Having completed a course with the National Youth Theatre when he was 16, Evans moved to London at the age of 18 to attend drama school.
He treats his quick rise to success with the same brevity he afforded Sir Bob.
“I wanted to go to drama school and I wanted to go to London and then I just started working, and things have been great since then. That’s been it really,” says Evans, from Twickenham Studios in London where he is filming Telstar, the story of record the producer Joe Meek which also stars Kevin Spacey.
The role that made Shaun a household face, if not name, was gay French teacher John Paul Keating in the TV comedy drama Teachers in 2002. Although he was with the show for just one season of the BAFTA-nominated series, he remains one of its best remembered characters.
“Teachers was five years ago and since then, I’ve been really lucky with the things that I’ve done, playing really cool parts in interesting films.
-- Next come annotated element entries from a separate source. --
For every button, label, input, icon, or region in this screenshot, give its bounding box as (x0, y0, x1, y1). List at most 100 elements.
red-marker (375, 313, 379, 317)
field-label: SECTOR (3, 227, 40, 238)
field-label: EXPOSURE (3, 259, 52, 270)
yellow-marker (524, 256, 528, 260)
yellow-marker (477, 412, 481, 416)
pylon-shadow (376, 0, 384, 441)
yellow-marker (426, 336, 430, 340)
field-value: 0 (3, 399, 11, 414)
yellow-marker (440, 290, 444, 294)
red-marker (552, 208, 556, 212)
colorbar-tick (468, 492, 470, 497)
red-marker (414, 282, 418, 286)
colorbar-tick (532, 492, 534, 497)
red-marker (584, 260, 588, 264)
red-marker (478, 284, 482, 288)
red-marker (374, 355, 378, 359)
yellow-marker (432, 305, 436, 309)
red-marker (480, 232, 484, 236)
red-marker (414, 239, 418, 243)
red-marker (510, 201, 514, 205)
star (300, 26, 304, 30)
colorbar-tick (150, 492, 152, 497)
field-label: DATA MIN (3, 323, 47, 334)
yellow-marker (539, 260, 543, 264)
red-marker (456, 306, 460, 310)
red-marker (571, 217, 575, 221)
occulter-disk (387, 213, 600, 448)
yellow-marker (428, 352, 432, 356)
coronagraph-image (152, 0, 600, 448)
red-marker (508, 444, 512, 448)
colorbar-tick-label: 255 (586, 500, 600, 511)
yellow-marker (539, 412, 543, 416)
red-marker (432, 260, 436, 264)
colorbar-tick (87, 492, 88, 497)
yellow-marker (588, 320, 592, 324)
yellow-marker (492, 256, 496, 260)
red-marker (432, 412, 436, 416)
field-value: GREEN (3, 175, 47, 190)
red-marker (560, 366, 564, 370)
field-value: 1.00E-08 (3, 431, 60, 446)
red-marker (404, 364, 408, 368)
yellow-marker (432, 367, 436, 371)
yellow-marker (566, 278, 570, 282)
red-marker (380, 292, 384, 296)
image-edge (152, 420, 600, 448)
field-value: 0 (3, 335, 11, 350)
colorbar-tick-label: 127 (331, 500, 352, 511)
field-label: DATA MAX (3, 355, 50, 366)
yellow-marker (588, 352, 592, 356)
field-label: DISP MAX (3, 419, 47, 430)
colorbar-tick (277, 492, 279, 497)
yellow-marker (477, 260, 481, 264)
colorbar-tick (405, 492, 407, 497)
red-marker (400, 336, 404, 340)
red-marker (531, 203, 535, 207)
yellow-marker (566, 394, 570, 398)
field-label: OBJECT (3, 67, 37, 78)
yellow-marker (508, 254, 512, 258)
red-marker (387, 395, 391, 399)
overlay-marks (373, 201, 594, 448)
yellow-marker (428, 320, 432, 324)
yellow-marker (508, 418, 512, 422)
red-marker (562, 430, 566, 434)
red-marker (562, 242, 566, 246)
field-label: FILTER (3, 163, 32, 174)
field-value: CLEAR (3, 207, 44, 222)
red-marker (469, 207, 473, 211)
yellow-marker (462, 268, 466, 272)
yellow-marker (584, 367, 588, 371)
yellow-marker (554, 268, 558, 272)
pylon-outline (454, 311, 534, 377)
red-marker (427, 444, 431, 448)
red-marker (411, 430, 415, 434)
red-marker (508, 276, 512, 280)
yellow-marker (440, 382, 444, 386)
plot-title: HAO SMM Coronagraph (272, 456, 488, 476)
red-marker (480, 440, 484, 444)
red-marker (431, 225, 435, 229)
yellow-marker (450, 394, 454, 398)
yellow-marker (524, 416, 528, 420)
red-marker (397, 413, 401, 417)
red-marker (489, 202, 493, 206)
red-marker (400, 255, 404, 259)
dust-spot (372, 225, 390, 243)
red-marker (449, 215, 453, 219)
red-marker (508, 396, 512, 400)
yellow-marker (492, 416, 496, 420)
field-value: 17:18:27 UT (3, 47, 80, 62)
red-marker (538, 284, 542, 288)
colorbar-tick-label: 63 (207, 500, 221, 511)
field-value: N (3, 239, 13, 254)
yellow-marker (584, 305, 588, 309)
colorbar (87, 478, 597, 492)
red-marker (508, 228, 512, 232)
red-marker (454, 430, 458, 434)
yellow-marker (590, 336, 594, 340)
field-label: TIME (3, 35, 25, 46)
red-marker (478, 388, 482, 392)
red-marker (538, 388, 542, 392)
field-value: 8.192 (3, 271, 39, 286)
I had a good time in Teachers but it was a long time ago and as soon as I left, I moved on from it immediately.”
Since then, Evans has been very busy with film and television roles, including BBC historical drama The Virgin Queen, as well as appearing on stage in the touring production of Blue/Orange.
Gone, a psychological thriller set in the desolate Australian outback, in which he plays Alex, a young backpacker, has just been released on DVD.
In the Universal Pictures production, a British couple are travelling across the country when they meet a mysterious American drifter, Taylor, and decide to leave behind the tourist spots for the real outdoors. Alex soon becomes suspicious of Taylor’s growing infatuation with his girlfriend and he begins to question his motives.
“It was awesome,” says Evans of filming Down Under. “You got to travel across Australia for three months as we shot it and there were only three of us in it so it was a really interesting experience.
“It was pretty special. If there’s only three of you, you own the film more. If there’s a massive cast then there’s just lots of stories to tell. On all good jobs people are really open to what you’ve got to say and that’s why they cast you specifically.
“I saw it as the breakdown of a relationship and the thriller aspect comes in at the end.”
Evans is keen to take on a range of different roles, in different genres, and chooses them according to what he feels he can personally bring to the production.
“If you can keep doing different things then you’ll have a long career. I like an interesting story that I think I can doing something good with and a good team of people. If the story’s good and it’s a good director then you get a good cast.”
And plans for the future?
“I’m going to finish my dinner.”
GONE is out now on DVD and Sparkle is due to be released in cinemas nationwide on August 16.